Compatibility with go get

This specification is designed to be compatible with go get. However go get has a concept of version that is not compatible with the one proposed here. In the following text from go help get:

If no such version exists it retrieves the most recent version of the
package.

version should be replaced with revision.

Another issue is how to support multiple, incompatible, versions of the Go compiler when a package version is also specified in a remote import path.

The proposed solution is to append the @go<ver> string to the searched repository tag or branch. As an example:

go get golang.org/x/text@1.2.3

will first try the tag v1.2.3@go1, then the tag v1.2.3. Note that the '@' character is not allowed in SemVer, so it is safe to use.

Proposed extensions to standard Go tools

  • go version should gain the ability to report the version of an installed package, specified using an import path (so, std, all and recursive packages SHOULD be supported)

  • go api should gain the ability to check API compatibility (and reporting a diff) between a currently installed package and a remote version. The package is specified using an import path (so, std, all and recursive packages SHOULD be supported)

  • A new go tool release should be implemented. The tool will be used to automatically create a new version for the current revision of the current (in the current directory) package.

    The syntax SHOULD be:

    go tool release [version]

    version MUST be a full SemVer.

    If version is omitted, the tool SHOULD create a tag using the following rules:

    • If there is no previous version, it MUST report an error.

    • If the previous version has MAJOR number equal to 0, it MUST NOT advance the MAJOR number, under no circumstances. Instead it SHOULD increase MINOR number if the API is not compatible with the previous one, and it SHOULD increase PATCH number if new compatible API is implemented.

    • Otherwise, the new version MUST follow SemVer

    If version is specified, the tool SHOULD check that it follows SemVer.

Proposed new Go tools

TODO: go tool vendor

@davecheney
Copy link

Thank you for suggesting this. I think you should follow the full proposal process to get an issue number and people can comment on your proposals.

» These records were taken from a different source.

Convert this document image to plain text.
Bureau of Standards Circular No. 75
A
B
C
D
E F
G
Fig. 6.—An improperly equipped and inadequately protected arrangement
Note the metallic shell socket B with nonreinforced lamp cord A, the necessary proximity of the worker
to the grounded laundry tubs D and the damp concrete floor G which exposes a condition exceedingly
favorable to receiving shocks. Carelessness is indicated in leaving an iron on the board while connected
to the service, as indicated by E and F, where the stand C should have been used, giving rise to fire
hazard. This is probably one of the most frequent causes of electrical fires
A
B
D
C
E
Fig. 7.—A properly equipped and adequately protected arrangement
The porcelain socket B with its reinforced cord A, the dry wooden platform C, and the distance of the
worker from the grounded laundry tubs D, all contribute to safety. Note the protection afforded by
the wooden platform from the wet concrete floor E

I also have some questions

go get golang.org/x/text@1.2.3

Where is this repository checked out inside $GOPATH ?

How do programs import this package, what is their import declaration ?

How does go get deal with the transitive dependencies of x/text ? Will it try to check out their v1.2.3 tag ?

@perillo
Copy link
Author

perillo commented Nov 27, 2015

@davecheney
Thanks for the comment.

When a version is appended in a remote import path, the package import path and version info is splitted.
This means that the local import path will not have version information. The package is imported without appending the version information.

When downloading transitive dependencies, since no version was specified for them, go get will download the latest revision.

A tool like gb can do things better, since it only have to deal with dependencies of a project.
As an example:
gb vendor fetch all latest

will fetch all dependencies at their latest versions.